Vtyjkyuk

$$(D^2+1)^2y= 24 x cos x$$
given that $y=Dy=D^2y=0$ and $D^3 y=12$ when $x=0$

A part of the solution I got but finding difficulty in the other part.
Let it be y= y1 +y2
$y1=(A+Bx)sin(x)+(C+Dx)cos(x)$
For Integral part i was struck at
$$y2=(1/(D^2+1)^2)24x cosx $$
$$y2=-12i (1/(D^2+1))[(1/D-i)-(1/D+i)]xe^ix$$

The answer is $y=3x^2sinx-x^3cosx$

It's a linear differential equation with constant coefficients. This way you immediately know that the homogeneous solutions will be exponential/trigonometric and if there are any duplicate roots of the characteristic equations (there are, as you can see the left side is already factorized), you will get polynomial*exponential/trigonometric, too. The particular solution also follows the familiar procedure with trial functions in this case.

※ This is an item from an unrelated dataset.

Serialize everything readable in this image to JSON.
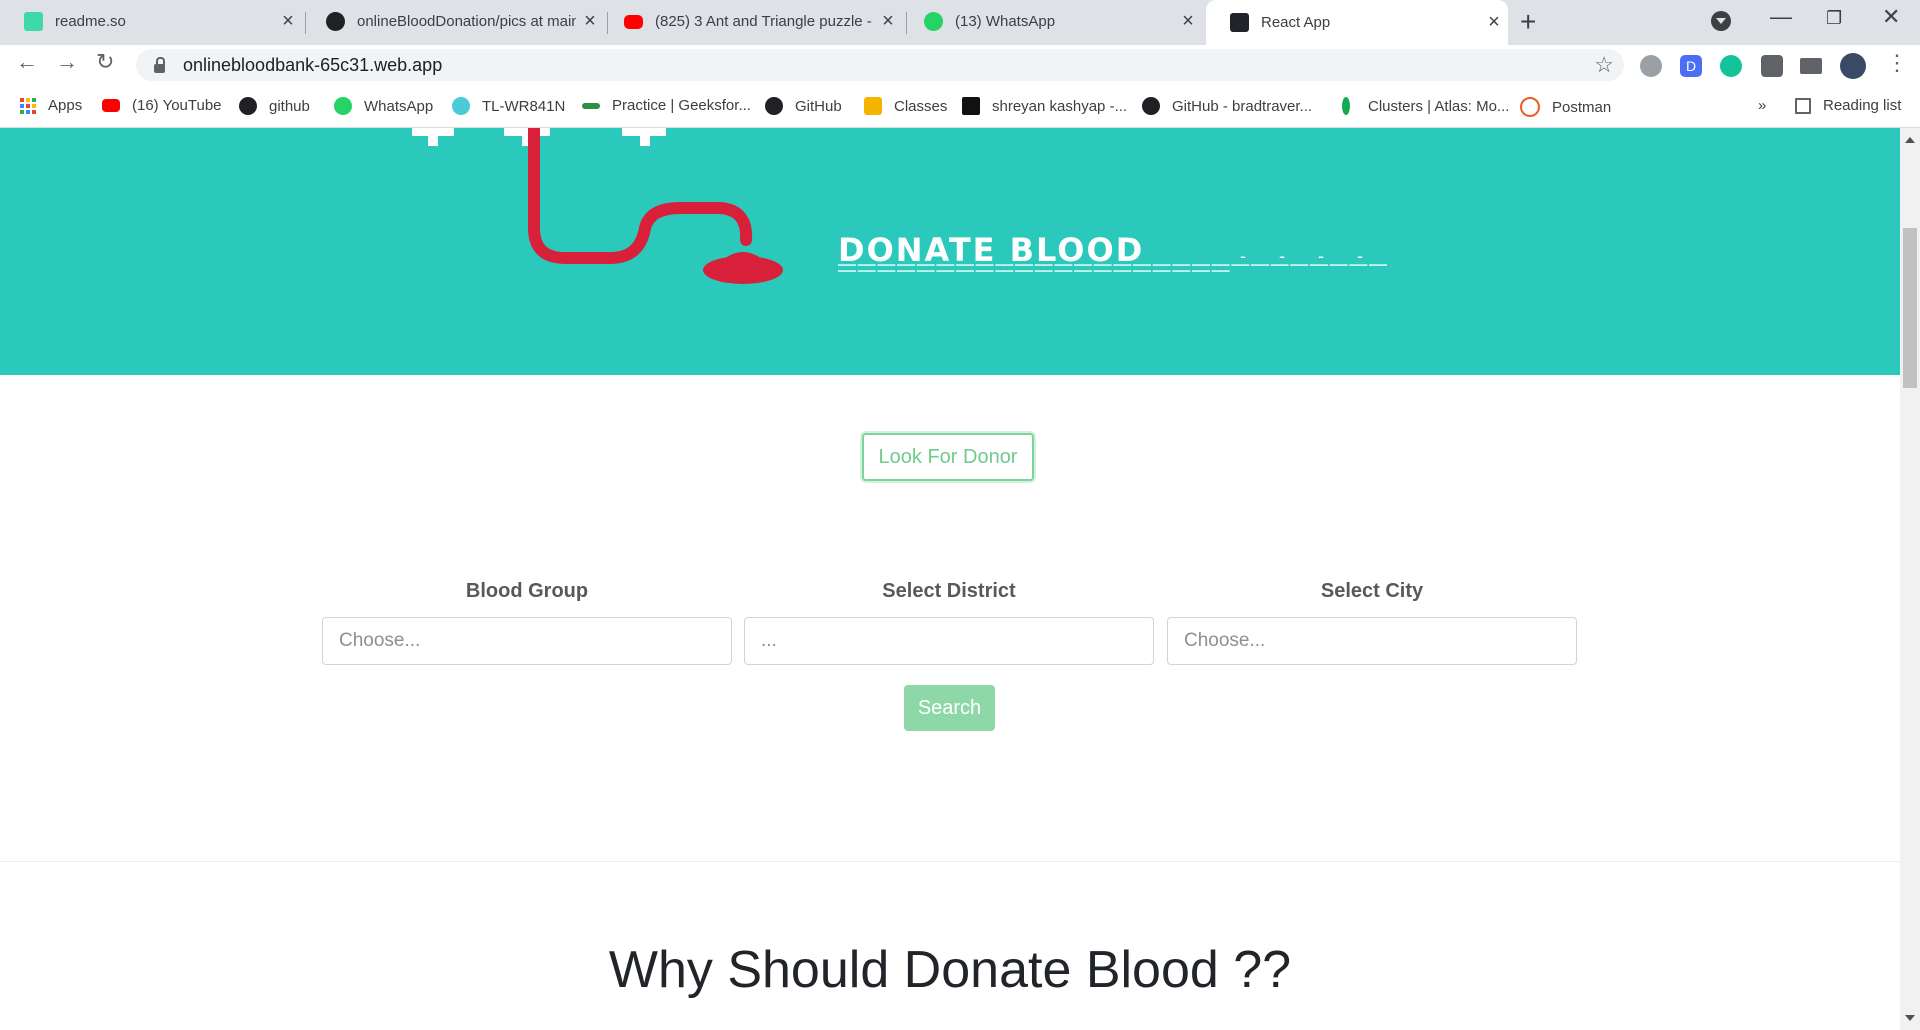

However, this question looks like it's made for Laplace transform. Just substitute $D$ with $s$ on the left, find the laplace transform of the right hand side from the tables, and invert the transform (you will need the initial conditions in this step).

Since the question shows no try, so this is just a hint. Take $$y=(A+Bx)sin(x)+(C+Dx)cos(x)$$ and find the unknown coefficients.